マッキンゼー―――世界の経済・政治・軍事を動かす巨大コンサルティング・ファームの秘密/ダフ・マクドナルド



タイトルからの予想に反して軽薄なゴシップ本ではない。重厚に、比較的中立的に事実を積み重ねている。マッキンゼーの実像をその誕生(アメリカにビックビジネスが産まれたタイミング)から、現代(ポストリーマンショック)に至るまでを精密に描くことにより、付随的にアメリカの経済産業史を概観できる内容になっている。アメリカの企業史に興味があり、かつ、コンサルティング業に長く従事してきた僕にとっては、とても面白かった。


マッキンゼーは、創業時代「強烈な自負と倫理観」を特徴としていた。自ら宣伝はしない(採用広告すら出さない)、儲かる仕事でもふさわしくない案件であれば仕事を断る、創業者が株式公開で巨万の富を得るチャンスを自ら封印する、などの行為が実際にあり、「CEOのみにサービスする戦略コンサルティング」という職業をゼロから作り出した。しかし、クライアントであるアメリカ企業の斜陽、自身の世界への拡大、IT化によるシステムコンサルティングの台頭、ドットコムバブルや投資銀行業の隆盛などにより、その当初のエートスを失いつつ、コンサルティングのテーマやスタイルを微妙に変えつつ今も活動している。


もちろん、ゴシップ的な(ゴシップとまで言えないレベルでも)興味惹かれるような事実も本書には沢山書かれている。

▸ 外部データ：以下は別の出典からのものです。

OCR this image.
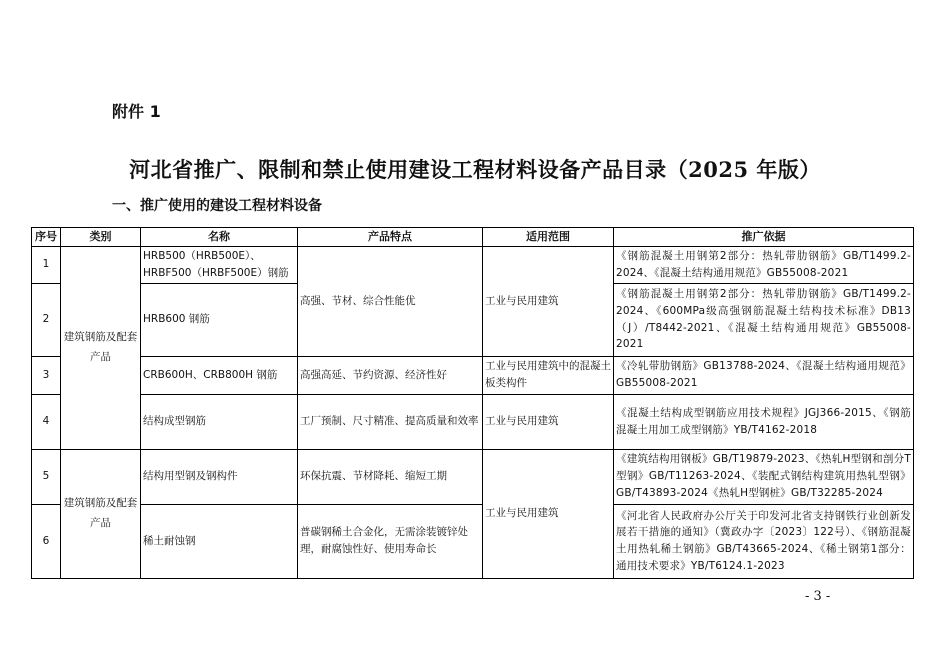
附件 1
河北省推广、限制和禁止使用建设工程材料设备产品目录（2025 年版）
一、推广使用的建设工程材料设备
序号	类别	名称	产品特点	适用范围	推广依据
1	建筑钢筋及配套产品	HRB500（HRB500E）、HRBF500（HRBF500E）钢筋	高强、节材、综合性能优	工业与民用建筑	《钢筋混凝土用钢第2部分：热轧带肋钢筋》GB/T1499.2-2024、《混凝土结构通用规范》GB55008-2021
2		HRB600 钢筋			《钢筋混凝土用钢第2部分：热轧带肋钢筋》GB/T1499.2-2024、《600MPa级高强钢筋混凝土结构技术标准》DB13（J）/T8442-2021、《混凝土结构通用规范》GB55008-2021
3		CRB600H、CRB800H 钢筋	高强高延、节约资源、经济性好	工业与民用建筑中的混凝土板类构件	《冷轧带肋钢筋》GB13788-2024、《混凝土结构通用规范》GB55008-2021
4		结构成型钢筋	工厂预制、尺寸精准、提高质量和效率	工业与民用建筑	《混凝土结构成型钢筋应用技术规程》JGJ366-2015、《钢筋混凝土用加工成型钢筋》YB/T4162-2018
5	建筑钢筋及配套产品	结构用型钢及钢构件	环保抗震、节材降耗、缩短工期	工业与民用建筑	《建筑结构用钢板》GB/T19879-2023、《热轧H型钢和剖分T型钢》GB/T11263-2024、《装配式钢结构建筑用热轧型钢》GB/T43893-2024《热轧H型钢桩》GB/T32285-2024
6		稀土耐蚀钢	普碳钢稀土合金化，无需涂装镀锌处理，耐腐蚀性好、使用寿命长		《河北省人民政府办公厅关于印发河北省支持钢铁行业创新发展若干措施的通知》（冀政办字〔2023〕122号）、《钢筋混凝土用热轧稀土钢筋》GB/T43665-2024、《稀土钢第1部分：通用技术要求》YB/T6124.1-2023
- 3 -
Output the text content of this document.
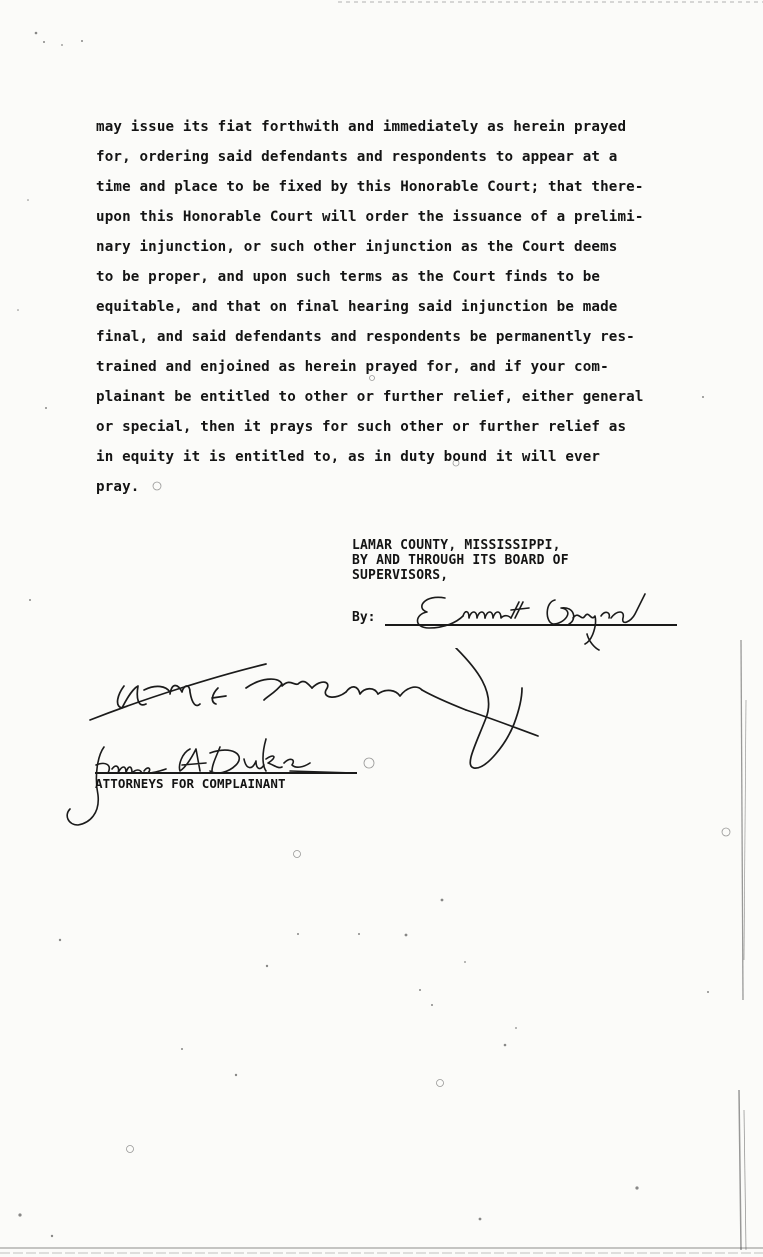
may issue its fiat forthwith and immediately as herein prayed
for, ordering said defendants and respondents to appear at a
time and place to be fixed by this Honorable Court; that there-
upon this Honorable Court will order the issuance of a prelimi-
nary injunction, or such other injunction as the Court deems
to be proper, and upon such terms as the Court finds to be
equitable, and that on final hearing said injunction be made
final, and said defendants and respondents be permanently res-
trained and enjoined as herein prayed for, and if your com-
plainant be entitled to other or further relief, either general
or special, then it prays for such other or further relief as
in equity it is entitled to, as in duty bound it will ever
pray.
LAMAR COUNTY, MISSISSIPPI,
BY AND THROUGH ITS BOARD OF
SUPERVISORS,
By:
ATTORNEYS FOR COMPLAINANT
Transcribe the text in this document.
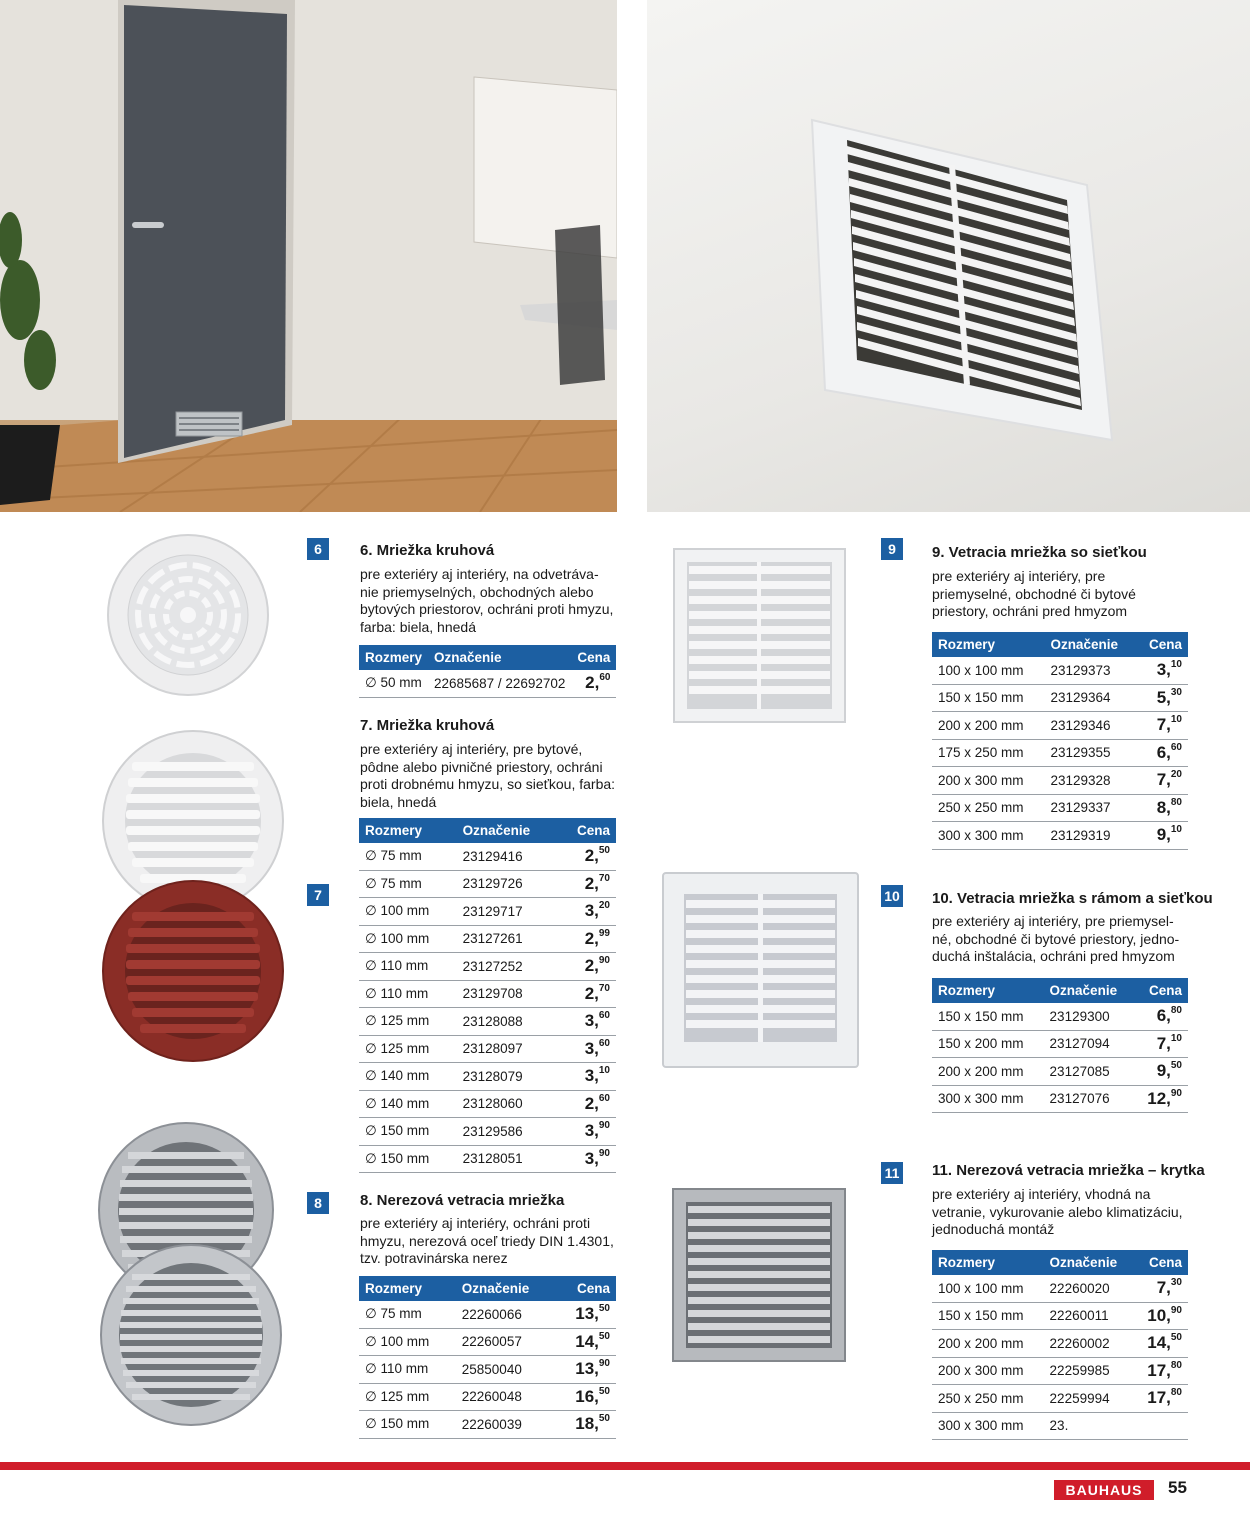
6	6. Mriežka kruhová
pre exteriéry aj interiéry, na odvetráva-
nie priemyselných, obchodných alebo
bytových priestorov, ochráni proti hmyzu,
farba: biela, hnedá
Rozmery	Označenie	Cena
∅ 50 mm	22685687 / 22692702	2,60
7. Mriežka kruhová
pre exteriéry aj interiéry, pre bytové,
pôdne alebo pivničné priestory, ochráni
proti drobnému hmyzu, so sieťkou, farba:
biela, hnedá
Rozmery	Označenie	Cena
∅ 75 mm	23129416	2,50
∅ 75 mm	23129726	2,70
∅ 100 mm	23129717	3,20
∅ 100 mm	23127261	2,99
∅ 110 mm	23127252	2,90
∅ 110 mm	23129708	2,70
∅ 125 mm	23128088	3,60
∅ 125 mm	23128097	3,60
∅ 140 mm	23128079	3,10
∅ 140 mm	23128060	2,60
∅ 150 mm	23129586	3,90
∅ 150 mm	23128051	3,90
7
8	8. Nerezová vetracia mriežka
pre exteriéry aj interiéry, ochráni proti
hmyzu, nerezová oceľ triedy DIN 1.4301,
tzv. potravinárska nerez
Rozmery	Označenie	Cena
∅ 75 mm	22260066	13,50
∅ 100 mm	22260057	14,50
∅ 110 mm	25850040	13,90
∅ 125 mm	22260048	16,50
∅ 150 mm	22260039	18,50
9	9. Vetracia mriežka so sieťkou
pre exteriéry aj interiéry, pre
priemyselné, obchodné či bytové
priestory, ochráni pred hmyzom
Rozmery	Označenie	Cena
100 x 100 mm	23129373	3,10
150 x 150 mm	23129364	5,30
200 x 200 mm	23129346	7,10
175 x 250 mm	23129355	6,60
200 x 300 mm	23129328	7,20
250 x 250 mm	23129337	8,80
300 x 300 mm	23129319	9,10
10 10. Vetracia mriežka s rámom a sieťkou
pre exteriéry aj interiéry, pre priemysel-
né, obchodné či bytové priestory, jedno-
duchá inštalácia, ochráni pred hmyzom
Rozmery	Označenie	Cena
150 x 150 mm	23129300	6,80
150 x 200 mm	23127094	7,10
200 x 200 mm	23127085	9,50
300 x 300 mm	23127076	12,90
11 11. Nerezová vetracia mriežka – krytka
pre exteriéry aj interiéry, vhodná na
vetranie, vykurovanie alebo klimatizáciu,
jednoduchá montáž
Rozmery	Označenie	Cena
100 x 100 mm	22260020	7,30
150 x 150 mm	22260011	10,90
200 x 200 mm	22260002	14,50
200 x 300 mm	22259985	17,80
250 x 250 mm	22259994	17,80
300 x 300 mm	23.	
BAUHAUS	55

倒産間際のGMマッキンゼーに月2億円の顧問料を払っていた、とか、ATTは年間10億だ、とか、BCGの台頭に対する焦りとか、トム・ピーターズ(『エクセレント・カンパニー』の著者)にまつわるゴタゴタとか、エンロン絡みの話とか、売上の85%が既存客からのリピートからだ、とか、オバマ政権マッキンゼーを重用している、とか、その辺は純粋に面白い。


(人事コンサルタント的にはマッキンゼーが書いた『ウォー・フォー・タレント(人材獲得競争)』という本が非常にくだらない最悪の本だ、とこき下ろされているのには笑った)


Amazonの書評にも出てくるが、この本人唯一登場する日本人、大前研一が「皇帝(エンペラー)」として描かれているのには何か日本人として愉快な感情を禁じ得なかった。マッキンゼーをワールドワイドに指揮したわけではなかった(そして日本支社の業績は良くなかったとも書かれている)が、とにかく頭が圧倒的に良かった、との著述がある。

マッキンゼーの戦略通上位23人がテーブルを囲んで、アイデアをぶつけあった。それほどの知力の集まりの中でも、東京のコンサルタントである大前研一が群を抜いていた。会合の終わりに、フォイが出席者に示した得点表には、ローマ時代に闘技場でキリスト教徒とライオンを戦わせたことになぞらえて「ライオン10点、キリスト教徒5点、大前37点」とあった。(p164)

(あと、大前研一が常にボディガードを従えており、ボディーガードがピストルを人に見えるように机の上に置いていた、とか。ホントですか?)


本書は安くはないお値段だし、ハウツー本では無い上に、読むのに時間が掛かるタイプの本なので、安易に推薦はできない。それでも本書をお薦めしたい層の第一は、コンサルティング業務に従事する/したことがある人、逆によく使っている人である。それがたとえマッキンゼーでなくても、面白く読めると思う。第二は、海外の企業組織の特徴や歴史について知りたい人である。マッキンゼーが極めて白人男性エリート限定的な組織だったところから、人種属性が多様化して遂にはインド人トップを頂くようになるような歴史であるとか、発注側として日本と大きく違う企業のCEOの考え方の描写などの点において勉強になると思う。